Espero que as decisões da próxima Conferência de Nairobi não sejam um mero equilíbrio de interesses contrapostos, mas um verdadeiro serviço ao cuidado da casa comum e ao desenvolvimento integral das pessoas, sobretudo das mais abandonadas. Em particular, quero associar-me às preocupações de tantas realidades empenhadas na cooperação para o desenvolvimento e na assistência sanitária – incluindo as congregações religiosas que dão assistência aos mais pobres e excluídos –, a respeito dos acordos sobre a propriedade intelectual e o acesso aos medicamentos e à assistência sanitária de base. Os tratados de livre comércio regionais sobre a protecção da propriedade intelectual, particularmente no sector farmacêutico e das biotecnologias, não só não devem limitar os poderes já concedidos aos Estados pelos acordos multilaterais, mas, antes, deveriam ser um instrumento para garantir um mínimo de atenção sanitária e de acesso aos tratamentos essenciais para todos. Os debates multilaterais devem, por sua vez, dar aos países mais pobres o tempo, a elasticidade e as excepções necessárias para uma adequação ordenada e não traumática às normas comerciais. A interdependência e a integração das economias não devem comportar o mínimo dano aos sistemas sanitários e de protecção social existentes; pelo contrário, devem favorecer a sua criação e funcionamento. Alguns temas sanitários, como a eliminação da malária e da tuberculose, a cura das chamadas doenças «órfãs» e os sectores desfavorecidos da medicina tropical reclamam uma atenção política primária, acima de qualquer outro interesse comercial ou político.
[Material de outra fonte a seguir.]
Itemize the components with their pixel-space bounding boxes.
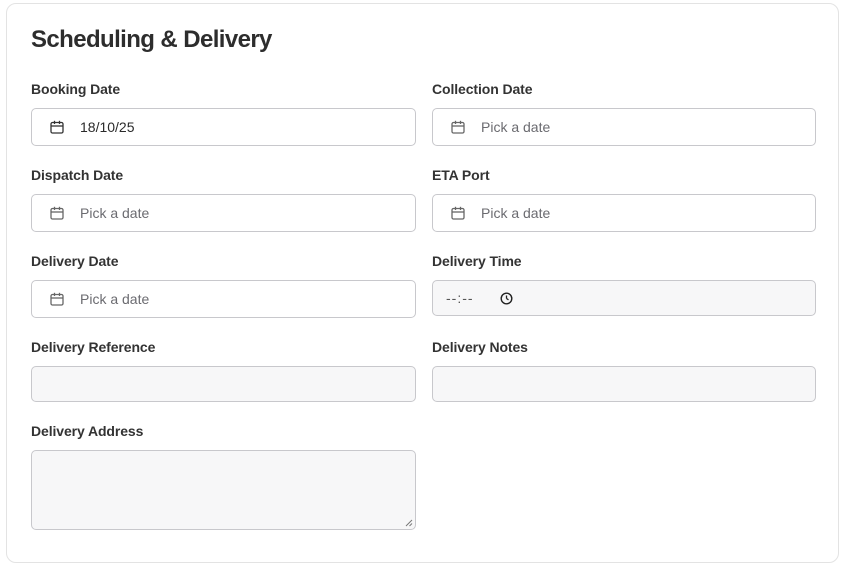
delivery-notes-input[interactable] [432,366,816,402]
delivery-date-label: Delivery Date [31,253,119,269]
calendar-icon [50,120,64,134]
dispatch-date-label: Dispatch Date [31,167,124,183]
collection-date-placeholder: Pick a date [481,119,551,135]
collection-date-label: Collection Date [432,81,533,97]
calendar-icon [451,206,465,220]
delivery-reference-label: Delivery Reference [31,339,156,355]
section-title: Scheduling & Delivery [31,26,272,53]
delivery-date-placeholder: Pick a date [80,291,150,307]
eta-port-label: ETA Port [432,167,490,183]
dispatch-date-placeholder: Pick a date [80,205,150,221]
collection-date-picker[interactable]: Pick a date [432,108,816,146]
calendar-icon [50,292,64,306]
booking-date-value: 18/10/25 [80,119,135,135]
eta-port-date-picker[interactable]: Pick a date [432,194,816,232]
delivery-address-textarea[interactable] [31,450,416,530]
delivery-reference-input[interactable] [31,366,416,402]
delivery-time-input[interactable]: --:-- [432,280,816,316]
calendar-icon [451,120,465,134]
dispatch-date-picker[interactable]: Pick a date [31,194,416,232]
resize-grip-icon[interactable] [405,519,413,527]
clock-icon[interactable] [500,292,513,305]
delivery-date-picker[interactable]: Pick a date [31,280,416,318]
delivery-time-value: --:-- [446,290,474,306]
delivery-notes-label: Delivery Notes [432,339,528,355]
delivery-address-label: Delivery Address [31,423,144,439]
booking-date-picker[interactable]: 18/10/25 [31,108,416,146]
delivery-time-label: Delivery Time [432,253,522,269]
calendar-icon [50,206,64,220]
booking-date-label: Booking Date [31,81,121,97]
eta-port-placeholder: Pick a date [481,205,551,221]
A África oferece ao mundo uma beleza e uma riqueza natural que nos levam a louvar o Criador. Este património africano e de toda a humanidade enfrenta um risco constante de destruição, causado por egoísmos humanos de todos os tipos e pelo abuso de situações de pobreza e exclusão. Ao nível das relações económicas entre os Estados e os povos, não se pode deixar de falar dos tráficos ilegais que crescem num contexto de pobreza e que, por sua vez, alimentam a pobreza e a exclusão. O comércio ilegal de diamantes e pedras preciosas, de metais raros ou de alto valor estratégico, de madeiras e material biológico, e de produtos animais, como no caso do tráfico de marfim e o consequente extermínio de elefantes, alimenta a instabilidade política, a criminalidade organizada e o terrorismo. Também esta situação é um grito dos homens e da terra que deve ser escutado pela comunidade internacional.
Na minha recente visita à sede da ONU em Nova Iorque, formulei o desejo e a esperança de que a obra das Nações Unidas e de todos os processos multilaterais possa ser «penhor dum futuro seguro e feliz para as gerações futuras. Sê-lo-á se os representantes dos Estados souberem pôr de lado interesses sectoriais e ideologias e procurarem sinceramente o serviço do bem comum» (Discurso à ONU, 25 de Setembro de 2015).
Asseguro uma vez mais o apoio da Comunidade Católica e o meu de continuar a rezar e colaborar para que os frutos da cooperação regional, que se expressam hoje na União Africana e nos múltiplos acordos africanos de comércio, cooperação e desenvolvimento, sejam vividos com vigor e tendo sempre em conta o bem comum dos filhos desta terra.
A bênção do Altíssimo esteja com todos e cada um de vós e dos vossos povos. Obrigado.